En présentant la réforme cette automne, le ministre du Travail avait brièvement évoqué la possibilité d’un durcissement en cas de chômage inférieur à 5% soit le niveau auquel on peut parler de plein emploi. Mais c’est la première fois que le gouvernement précise qu’avec un taux de chômage sous les 6% (il est actuellement à 7,3%), la durée d’indemnisation sera réduite de 40% et non de 25%.

Le système de santé

Autre chantier très sensible, celui de la santé. Alors qu'une refondation du système de santé est, elle aussi, prévue en janvier par le ministre de la Santé et de la Prévention François Braun, de nombreux professionnels du milieu médical sont en grève. Pour le ministre, il s'agit de "prendre en compte la pénibilité et un certain nombre de problématiques remontées par les professionnels du terrain", à l'occasion notamment du conseil national de la refondation consacré à la santé.

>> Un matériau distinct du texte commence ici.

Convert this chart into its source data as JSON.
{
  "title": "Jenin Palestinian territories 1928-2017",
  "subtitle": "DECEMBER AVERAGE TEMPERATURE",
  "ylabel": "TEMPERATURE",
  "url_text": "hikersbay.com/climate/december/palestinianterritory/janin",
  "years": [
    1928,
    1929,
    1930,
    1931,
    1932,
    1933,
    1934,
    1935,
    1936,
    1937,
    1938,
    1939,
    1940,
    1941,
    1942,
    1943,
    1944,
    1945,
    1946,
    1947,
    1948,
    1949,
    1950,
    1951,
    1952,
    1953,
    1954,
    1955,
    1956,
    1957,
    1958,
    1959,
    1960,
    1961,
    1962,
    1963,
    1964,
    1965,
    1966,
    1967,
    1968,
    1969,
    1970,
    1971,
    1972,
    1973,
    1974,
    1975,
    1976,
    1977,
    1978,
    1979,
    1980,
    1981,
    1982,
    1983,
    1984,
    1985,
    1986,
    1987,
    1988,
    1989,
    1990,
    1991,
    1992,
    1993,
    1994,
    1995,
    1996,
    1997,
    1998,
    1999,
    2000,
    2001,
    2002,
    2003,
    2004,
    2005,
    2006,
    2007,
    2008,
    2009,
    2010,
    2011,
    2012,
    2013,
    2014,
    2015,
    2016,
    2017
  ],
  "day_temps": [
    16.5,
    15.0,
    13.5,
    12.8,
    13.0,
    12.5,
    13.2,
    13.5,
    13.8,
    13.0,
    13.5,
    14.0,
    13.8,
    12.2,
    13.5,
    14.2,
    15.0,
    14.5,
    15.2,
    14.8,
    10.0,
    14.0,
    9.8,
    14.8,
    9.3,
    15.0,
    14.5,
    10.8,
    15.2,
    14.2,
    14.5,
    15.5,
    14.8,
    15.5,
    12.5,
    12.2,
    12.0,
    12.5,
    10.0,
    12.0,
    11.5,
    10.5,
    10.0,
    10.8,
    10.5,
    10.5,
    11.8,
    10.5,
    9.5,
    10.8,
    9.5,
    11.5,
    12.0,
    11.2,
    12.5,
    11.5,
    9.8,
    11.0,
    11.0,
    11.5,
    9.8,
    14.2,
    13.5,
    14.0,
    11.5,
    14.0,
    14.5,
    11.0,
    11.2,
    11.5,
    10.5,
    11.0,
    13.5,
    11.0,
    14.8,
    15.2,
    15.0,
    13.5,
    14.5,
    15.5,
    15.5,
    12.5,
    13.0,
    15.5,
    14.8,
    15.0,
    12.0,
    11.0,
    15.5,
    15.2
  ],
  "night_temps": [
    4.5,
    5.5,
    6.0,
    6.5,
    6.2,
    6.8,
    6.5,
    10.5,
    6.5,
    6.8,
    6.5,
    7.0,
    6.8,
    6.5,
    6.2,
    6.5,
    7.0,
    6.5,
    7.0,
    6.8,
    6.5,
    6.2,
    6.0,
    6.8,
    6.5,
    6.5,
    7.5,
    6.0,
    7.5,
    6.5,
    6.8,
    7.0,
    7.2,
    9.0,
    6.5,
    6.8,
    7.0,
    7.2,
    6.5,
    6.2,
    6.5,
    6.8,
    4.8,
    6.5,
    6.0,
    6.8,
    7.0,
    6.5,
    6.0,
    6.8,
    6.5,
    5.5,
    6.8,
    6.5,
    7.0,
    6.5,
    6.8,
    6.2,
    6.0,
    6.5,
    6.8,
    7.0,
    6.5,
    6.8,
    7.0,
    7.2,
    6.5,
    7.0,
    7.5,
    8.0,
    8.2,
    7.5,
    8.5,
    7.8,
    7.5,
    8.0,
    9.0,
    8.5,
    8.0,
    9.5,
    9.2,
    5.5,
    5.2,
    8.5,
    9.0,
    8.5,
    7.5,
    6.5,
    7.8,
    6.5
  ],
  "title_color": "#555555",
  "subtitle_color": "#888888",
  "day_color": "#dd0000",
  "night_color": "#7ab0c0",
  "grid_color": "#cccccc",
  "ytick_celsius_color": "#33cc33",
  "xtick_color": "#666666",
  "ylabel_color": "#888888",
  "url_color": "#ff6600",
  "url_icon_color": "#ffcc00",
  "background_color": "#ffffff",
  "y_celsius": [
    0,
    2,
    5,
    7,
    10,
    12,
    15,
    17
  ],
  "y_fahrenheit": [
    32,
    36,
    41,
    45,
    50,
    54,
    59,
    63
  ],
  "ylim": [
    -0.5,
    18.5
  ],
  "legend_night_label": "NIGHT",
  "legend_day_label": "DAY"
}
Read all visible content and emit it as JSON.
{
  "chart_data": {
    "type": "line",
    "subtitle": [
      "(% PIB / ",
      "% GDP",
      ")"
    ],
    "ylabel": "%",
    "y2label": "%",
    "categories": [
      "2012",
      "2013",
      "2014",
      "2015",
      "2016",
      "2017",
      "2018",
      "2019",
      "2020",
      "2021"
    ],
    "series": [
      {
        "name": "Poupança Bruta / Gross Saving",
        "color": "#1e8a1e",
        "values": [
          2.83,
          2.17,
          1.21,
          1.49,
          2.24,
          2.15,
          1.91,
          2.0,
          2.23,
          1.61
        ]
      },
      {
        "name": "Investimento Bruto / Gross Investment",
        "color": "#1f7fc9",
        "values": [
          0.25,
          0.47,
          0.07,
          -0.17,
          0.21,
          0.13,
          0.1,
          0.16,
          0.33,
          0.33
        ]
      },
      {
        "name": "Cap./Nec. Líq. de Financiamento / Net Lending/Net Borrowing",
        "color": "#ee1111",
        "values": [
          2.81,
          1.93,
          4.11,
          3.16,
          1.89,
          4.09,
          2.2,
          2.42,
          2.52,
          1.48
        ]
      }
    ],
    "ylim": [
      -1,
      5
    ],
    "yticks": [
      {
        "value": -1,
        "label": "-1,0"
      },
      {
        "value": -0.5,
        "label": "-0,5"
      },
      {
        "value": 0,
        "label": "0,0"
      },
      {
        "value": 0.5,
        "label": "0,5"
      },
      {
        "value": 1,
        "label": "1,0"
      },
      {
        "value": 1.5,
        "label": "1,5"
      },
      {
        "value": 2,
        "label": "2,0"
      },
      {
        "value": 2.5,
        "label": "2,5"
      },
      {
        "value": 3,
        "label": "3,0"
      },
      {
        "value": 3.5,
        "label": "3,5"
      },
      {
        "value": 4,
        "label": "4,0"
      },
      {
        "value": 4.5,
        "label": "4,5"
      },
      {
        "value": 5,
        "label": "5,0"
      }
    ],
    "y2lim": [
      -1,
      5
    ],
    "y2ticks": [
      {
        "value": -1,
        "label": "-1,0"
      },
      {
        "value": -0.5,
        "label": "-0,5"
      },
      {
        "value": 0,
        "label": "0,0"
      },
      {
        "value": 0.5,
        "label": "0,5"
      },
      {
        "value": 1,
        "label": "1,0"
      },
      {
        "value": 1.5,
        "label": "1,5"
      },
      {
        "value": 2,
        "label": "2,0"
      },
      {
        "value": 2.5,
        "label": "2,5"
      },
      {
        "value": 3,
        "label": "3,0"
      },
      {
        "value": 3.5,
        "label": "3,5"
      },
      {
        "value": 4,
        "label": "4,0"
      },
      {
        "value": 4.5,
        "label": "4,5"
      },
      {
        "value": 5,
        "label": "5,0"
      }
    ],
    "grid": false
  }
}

Plusieurs syndicats hospitaliers dénoncent la fermeture de lits d’hôpitaux et les difficultés grandissantes de la prise en charge des patients aux urgences. Au moins 21 000 lits ont été fermés depuis 2016, avec des conséquences dramatiques pendant la pandémie de Covid-19.

En dehors de ce projet, Emmanuel Macron a lancé en septembre une convention citoyenne sur l’épineuse question de « la fin de vie ». Les participants devraient rentrer dans le vif du sujet au mois de janvier et dire dès le mois de mars si une loi devrait être votée concernant l’euthanasie. Cette consultation citoyenne n’a qu’une valeur de débat et n’a en réalité aucune obligation d’être suivie.